Eleven Banks Reach Settlement with Commonwealth of Virginia on RMBS Claims

On Friday, January 22, 2016, eleven banks, including Merrill Lynch, RBS, and Barclays, agreed to settle claims brought by the Commonwealth of Virginia in a 2014 action alleging misrepresentations as to the nature, quality, characteristics, and risk profile of RMBS certificates. The certificates were purchased by the Virginia Retirement System, an agency of the Virginia Commonwealth.  In its complaint, the Commonwealth alleged injury of $383.91 million and demanded treble damages of $1.15 billion, plus a civil penalty of $5,000-$11,000 per violation.  The settlement announced on January 22 is for $63 million.  Press ReleaseComplaint.

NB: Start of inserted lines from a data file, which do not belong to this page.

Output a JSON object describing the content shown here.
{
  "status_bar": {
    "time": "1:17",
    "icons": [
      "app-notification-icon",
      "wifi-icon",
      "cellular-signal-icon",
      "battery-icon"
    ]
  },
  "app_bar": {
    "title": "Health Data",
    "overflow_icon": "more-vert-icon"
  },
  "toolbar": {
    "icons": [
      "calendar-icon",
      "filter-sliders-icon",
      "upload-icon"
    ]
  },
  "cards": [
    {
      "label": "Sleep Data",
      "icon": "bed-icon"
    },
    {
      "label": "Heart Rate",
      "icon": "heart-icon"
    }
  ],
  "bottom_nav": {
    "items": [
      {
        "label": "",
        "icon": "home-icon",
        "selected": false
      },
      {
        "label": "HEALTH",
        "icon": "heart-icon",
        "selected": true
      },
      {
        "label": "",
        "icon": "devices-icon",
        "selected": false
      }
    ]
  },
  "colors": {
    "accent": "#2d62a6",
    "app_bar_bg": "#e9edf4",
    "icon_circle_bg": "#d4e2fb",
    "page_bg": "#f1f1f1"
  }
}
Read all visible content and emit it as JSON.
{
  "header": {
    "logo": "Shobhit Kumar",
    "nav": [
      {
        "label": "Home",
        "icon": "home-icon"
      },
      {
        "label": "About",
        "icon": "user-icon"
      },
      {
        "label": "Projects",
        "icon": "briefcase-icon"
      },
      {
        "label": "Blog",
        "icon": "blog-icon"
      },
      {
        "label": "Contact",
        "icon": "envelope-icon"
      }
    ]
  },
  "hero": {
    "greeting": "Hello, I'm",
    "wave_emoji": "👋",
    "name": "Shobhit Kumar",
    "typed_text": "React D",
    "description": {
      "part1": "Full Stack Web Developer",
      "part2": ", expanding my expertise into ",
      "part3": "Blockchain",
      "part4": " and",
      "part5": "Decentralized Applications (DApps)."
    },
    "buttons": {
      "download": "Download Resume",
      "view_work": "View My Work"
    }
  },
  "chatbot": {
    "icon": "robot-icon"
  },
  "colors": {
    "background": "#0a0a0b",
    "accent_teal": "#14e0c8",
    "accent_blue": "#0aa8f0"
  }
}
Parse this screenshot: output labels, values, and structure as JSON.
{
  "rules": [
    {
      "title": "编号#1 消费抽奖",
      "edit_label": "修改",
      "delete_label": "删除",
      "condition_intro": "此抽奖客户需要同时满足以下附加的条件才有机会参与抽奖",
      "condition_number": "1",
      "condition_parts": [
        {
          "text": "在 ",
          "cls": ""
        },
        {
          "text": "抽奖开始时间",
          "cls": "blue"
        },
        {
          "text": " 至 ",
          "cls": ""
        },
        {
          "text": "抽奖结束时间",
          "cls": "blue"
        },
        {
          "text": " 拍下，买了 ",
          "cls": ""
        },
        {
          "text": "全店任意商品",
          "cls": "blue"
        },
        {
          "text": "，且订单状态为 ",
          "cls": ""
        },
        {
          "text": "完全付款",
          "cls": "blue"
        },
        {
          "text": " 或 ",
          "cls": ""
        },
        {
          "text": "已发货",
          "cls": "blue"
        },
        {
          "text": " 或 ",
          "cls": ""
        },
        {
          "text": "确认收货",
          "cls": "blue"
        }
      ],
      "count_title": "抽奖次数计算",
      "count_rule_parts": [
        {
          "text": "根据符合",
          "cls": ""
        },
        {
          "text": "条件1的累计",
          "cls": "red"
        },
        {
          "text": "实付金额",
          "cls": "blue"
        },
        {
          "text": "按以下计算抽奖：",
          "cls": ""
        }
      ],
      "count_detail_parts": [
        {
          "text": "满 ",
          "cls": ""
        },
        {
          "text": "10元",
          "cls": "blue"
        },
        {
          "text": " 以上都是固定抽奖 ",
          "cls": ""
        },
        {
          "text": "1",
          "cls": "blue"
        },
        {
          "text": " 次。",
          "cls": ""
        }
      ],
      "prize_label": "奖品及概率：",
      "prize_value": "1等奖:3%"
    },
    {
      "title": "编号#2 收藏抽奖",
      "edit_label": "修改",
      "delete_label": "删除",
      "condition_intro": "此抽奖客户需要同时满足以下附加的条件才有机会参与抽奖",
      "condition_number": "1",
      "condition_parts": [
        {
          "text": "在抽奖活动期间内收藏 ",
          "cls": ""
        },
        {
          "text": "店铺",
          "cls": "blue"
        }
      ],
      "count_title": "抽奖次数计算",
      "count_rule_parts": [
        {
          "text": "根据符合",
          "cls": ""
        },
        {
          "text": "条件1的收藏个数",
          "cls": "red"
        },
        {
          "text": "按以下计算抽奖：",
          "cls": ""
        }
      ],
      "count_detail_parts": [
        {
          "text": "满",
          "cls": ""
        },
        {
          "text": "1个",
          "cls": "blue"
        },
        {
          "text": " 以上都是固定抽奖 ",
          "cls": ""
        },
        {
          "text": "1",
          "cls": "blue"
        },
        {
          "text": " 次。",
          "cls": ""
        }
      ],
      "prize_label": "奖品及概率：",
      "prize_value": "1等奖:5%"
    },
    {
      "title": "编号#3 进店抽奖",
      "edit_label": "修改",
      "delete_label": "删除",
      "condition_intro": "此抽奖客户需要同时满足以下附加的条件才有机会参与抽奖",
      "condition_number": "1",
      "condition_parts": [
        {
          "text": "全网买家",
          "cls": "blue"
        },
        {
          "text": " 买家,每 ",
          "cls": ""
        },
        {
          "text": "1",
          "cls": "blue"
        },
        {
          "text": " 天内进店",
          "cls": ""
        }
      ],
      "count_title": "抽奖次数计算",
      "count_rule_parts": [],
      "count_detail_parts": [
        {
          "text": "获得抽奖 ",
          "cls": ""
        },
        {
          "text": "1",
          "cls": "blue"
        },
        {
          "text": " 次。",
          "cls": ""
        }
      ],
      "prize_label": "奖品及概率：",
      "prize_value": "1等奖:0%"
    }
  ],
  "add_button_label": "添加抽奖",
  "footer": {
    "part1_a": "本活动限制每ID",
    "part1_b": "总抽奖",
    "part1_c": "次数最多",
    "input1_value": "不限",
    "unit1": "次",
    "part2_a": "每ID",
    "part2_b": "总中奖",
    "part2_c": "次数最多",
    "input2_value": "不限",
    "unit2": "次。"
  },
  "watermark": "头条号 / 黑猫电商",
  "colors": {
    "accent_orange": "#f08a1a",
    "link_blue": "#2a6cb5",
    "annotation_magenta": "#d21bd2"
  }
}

Trustees Seek Approval of $4.5 Billion Settlement

On January 20, trial commenced before Justice Marcy Friedman in New York County Supreme Court to determine whether Deutsche Bank, U.S. Bank, and the other trustees of 330 RMBS trusts acted reasonably when they reached a $4.5 billion settlement of claims against JP Morgan in its capacity as sponsor of those trusts.  Under the proposed agreement, JP Morgan would make a $4.5 billion payment to be distributed among the trusts and perform certain mortgage loan servicing improvements in exchange for a release of claims related to mortgage loan representations and warranties and mortgage loan servicing.  There are two objectors that have challenged the validity and fairness of the settlement:  Ambac, which insured eight of the trusts, and W&L Investments, LLC, a certifcateholder in two of the trusts. The trial is expected to last roughly two weeks.  Amended Petition.